CARRABASSETT VALLEY — Dan Frost, local teacher/scientist, will give a talk on “Climate Change, The Arctic, and a Field Season in Svalbard” at 6:30 p.m. Thursday, March 21, at the Carrabassett Valley Library. The session is open to the public.

Frost, a Farmington native, teaches science and math at Carrabassett Valley Academy. Since graduating from Bates College in 2005 with a degree in geology, Frost has devoted a lot of time to researching and educating young scientists on climate change.

Last summer, Frost spent six weeks in Svalbard, a group of Norwegian-governed islands north of the Arctic Circle. Frost worked with a multi-national team monitoring glacier, lake, and permafrost environments and recovering sediment cores for paleoclimate reconstruction.

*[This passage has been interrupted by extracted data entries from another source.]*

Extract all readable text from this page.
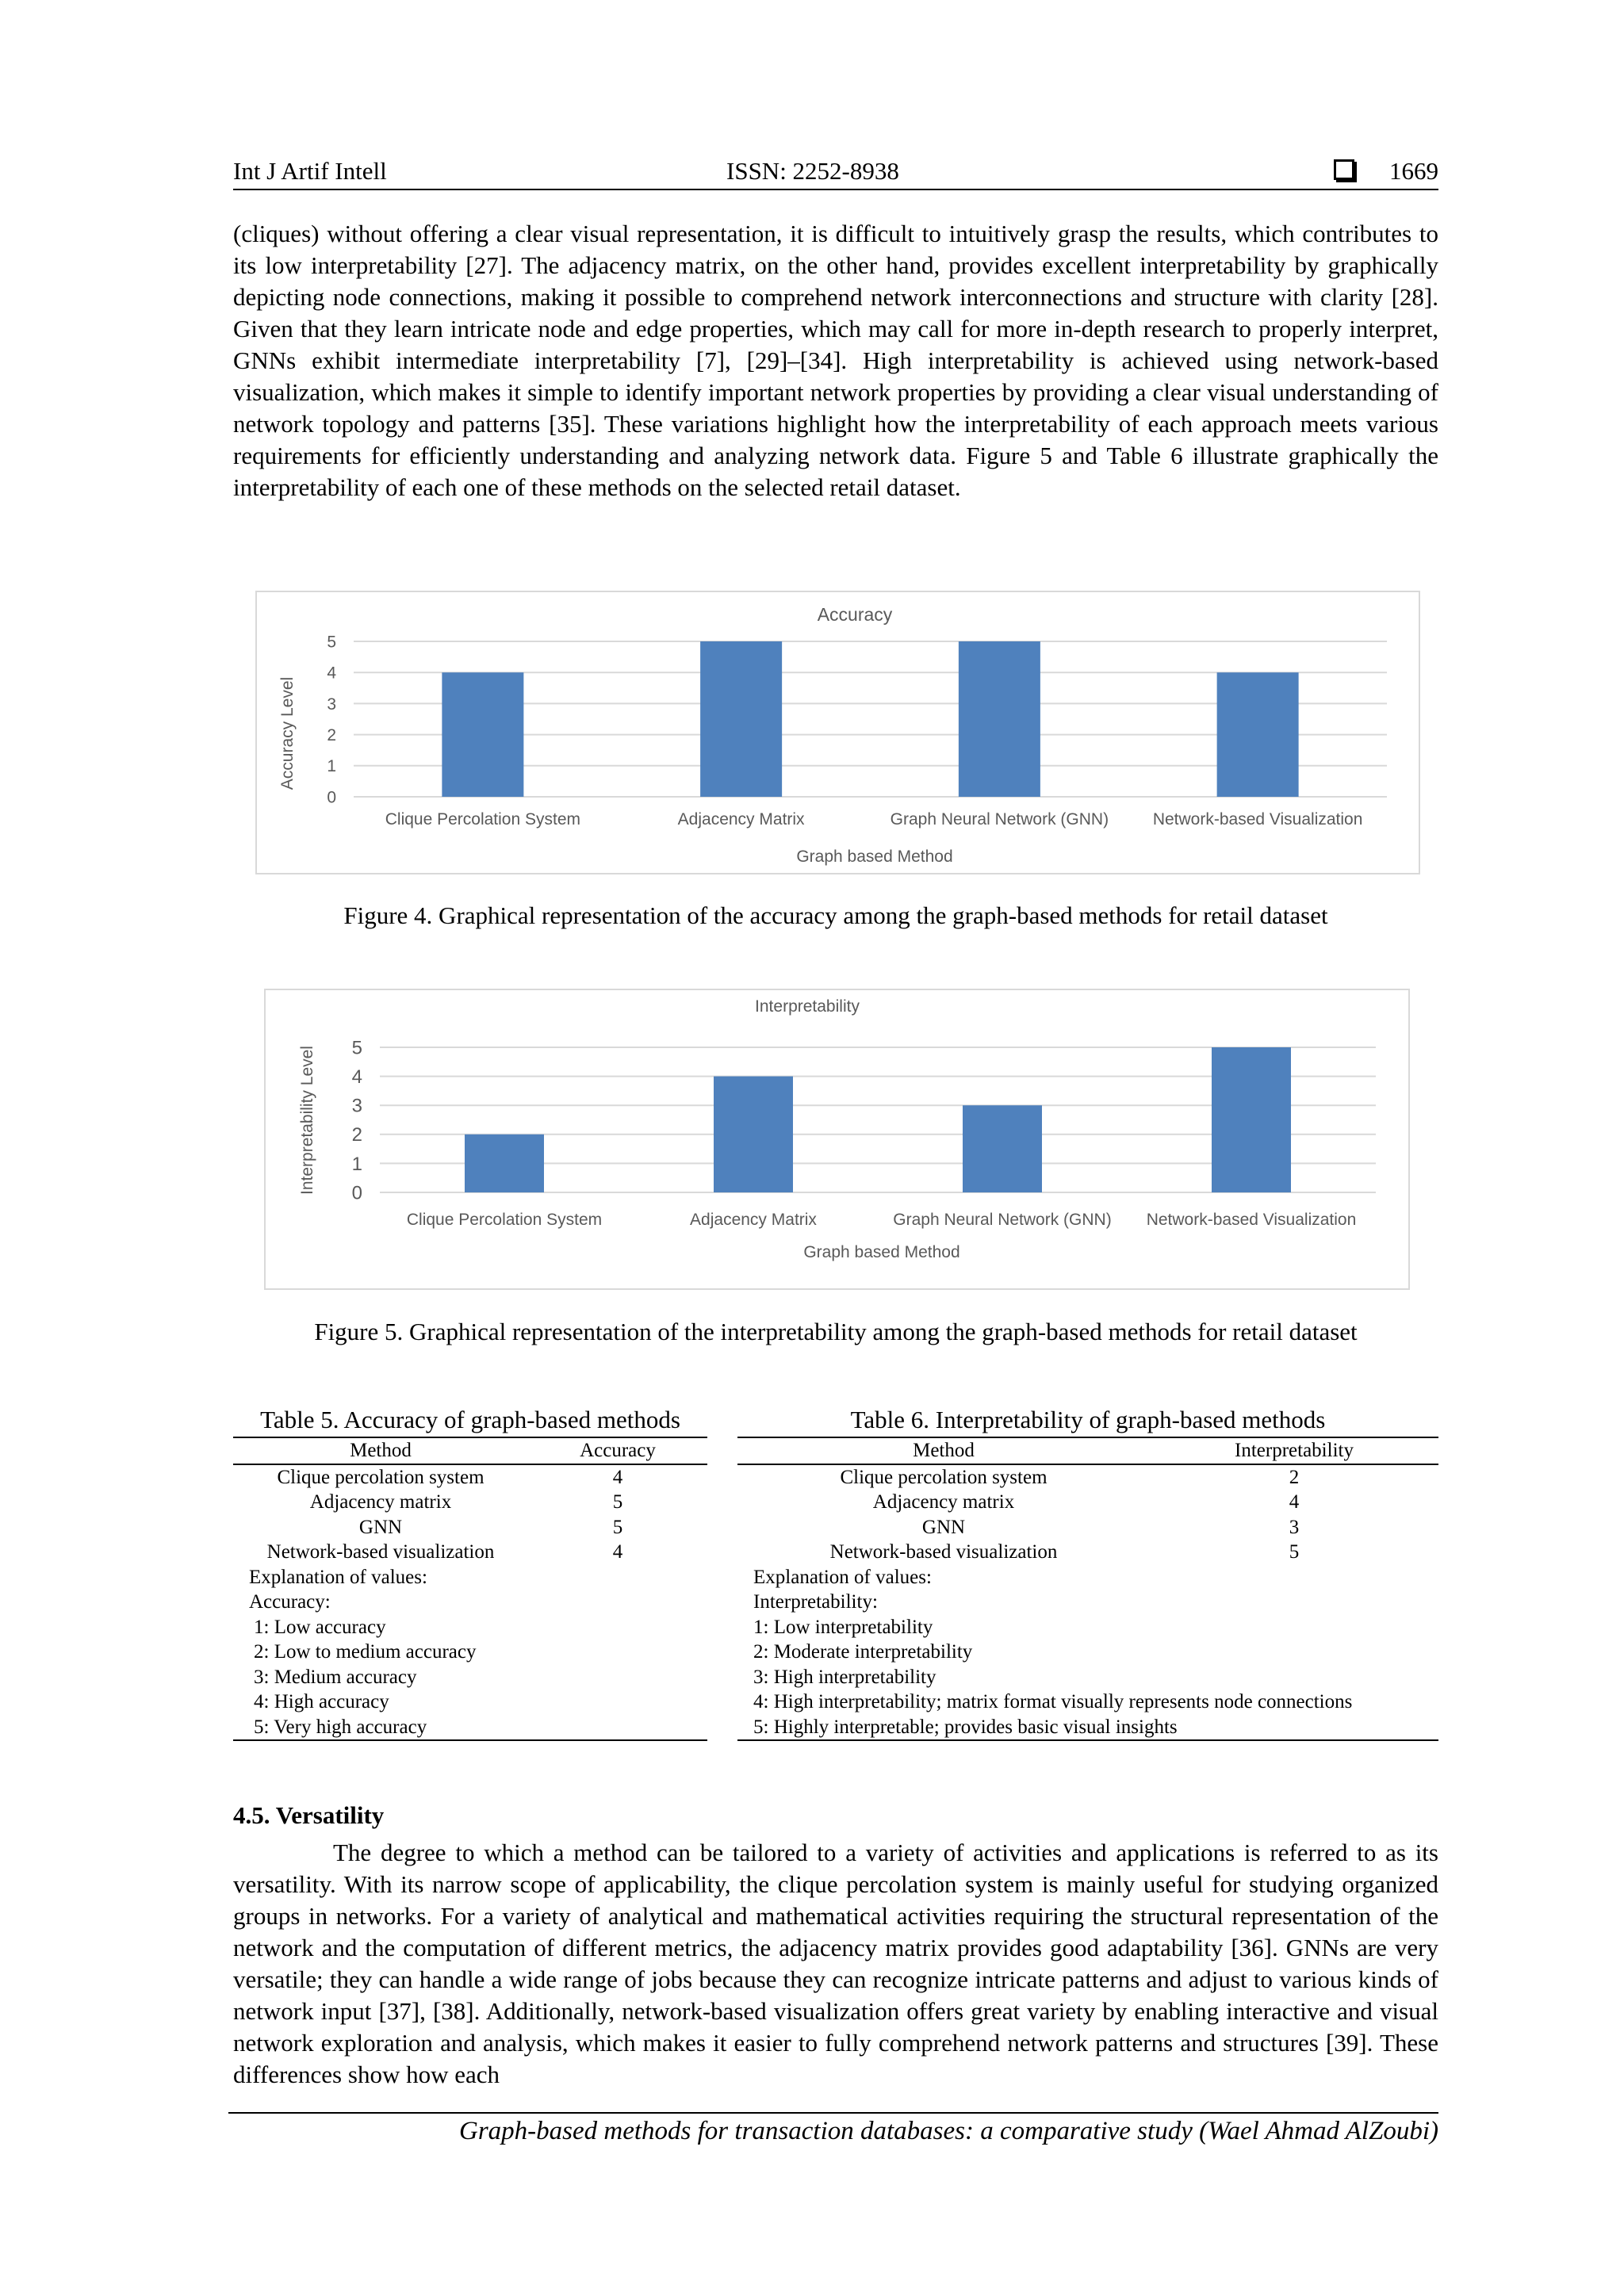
Int J Artif Intell	ISSN: 2252-8938	1669

(cliques) without offering a clear visual representation, it is difficult to intuitively grasp the results, which contributes to its low interpretability [27]. The adjacency matrix, on the other hand, provides excellent interpretability by graphically depicting node connections, making it possible to comprehend network interconnections and structure with clarity [28]. Given that they learn intricate node and edge properties, which may call for more in-depth research to properly interpret, GNNs exhibit intermediate interpretability [7], [29]–[34]. High interpretability is achieved using network-based visualization, which makes it simple to identify important network properties by providing a clear visual understanding of network topology and patterns [35]. These variations highlight how the interpretability of each approach meets various requirements for efficiently understanding and analyzing network data. Figure 5 and Table 6 illustrate graphically the interpretability of each one of these methods on the selected retail dataset.

0
1
2
3
4
5
Clique Percolation System	Adjacency Matrix	Graph Neural Network (GNN)	Network-based Visualization
Accuracy
Graph based Method
Accuracy Level
Figure 4. Graphical representation of the accuracy among the graph-based methods for retail dataset
0
1
2
3
4
5
Clique Percolation System	Adjacency Matrix	Graph Neural Network (GNN) Network-based Visualization
Interpretability
Graph based Method
Interpretability Level
Figure 5. Graphical representation of the interpretability among the graph-based methods for retail dataset
Table 5. Accuracy of graph-based methods
Method	Accuracy
Clique percolation system	4
Adjacency matrix	5
GNN	5
Network-based visualization	4
Explanation of values:	
Accuracy:	
1: Low accuracy	
2: Low to medium accuracy	
3: Medium accuracy	
4: High accuracy	
5: Very high accuracy	
Table 6. Interpretability of graph-based methods
Method	Interpretability
Clique percolation system	2
Adjacency matrix	4
GNN	3
Network-based visualization	5
Explanation of values:	
Interpretability:	
1: Low interpretability	
2: Moderate interpretability	
3: High interpretability	
4: High interpretability; matrix format visually represents node connections	
5: Highly interpretable; provides basic visual insights	
4.5. Versatility

The degree to which a method can be tailored to a variety of activities and applications is referred to as its versatility. With its narrow scope of applicability, the clique percolation system is mainly useful for studying organized groups in networks. For a variety of analytical and mathematical activities requiring the structural representation of the network and the computation of different metrics, the adjacency matrix provides good adaptability [36]. GNNs are very versatile; they can handle a wide range of jobs because they can recognize intricate patterns and adjust to various kinds of network input [37], [38]. Additionally, network-based visualization offers great variety by enabling interactive and visual network exploration and analysis, which makes it easier to fully comprehend network patterns and structures [39]. These differences show how each

Graph-based methods for transaction databases: a comparative study (Wael Ahmad AlZoubi)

Over the period, Frost kept online journals of the experience through the PolarTREC program (Teachers and Researchers Exploring and Collaborating), which aims to bring K-12 educators and polar researchers together to disseminate knowledge of polar science and environments.

Most recently, Frost was a presenter at the 43th annual Arctic Workshop in Amherst, Mass. Frost exhibited some of his finding in Svalbard and expressed the importance of incorporating arctic research in secondary education curriculum.

“Making students aware of the unprecedented change that is happening in the arctic and how it can and will have global effects is extremely important,” said Frost, “then by getting students involved in field and lab-based projects here at home, they can draw parallels to both arctic science and our own formerly glaciated environment.”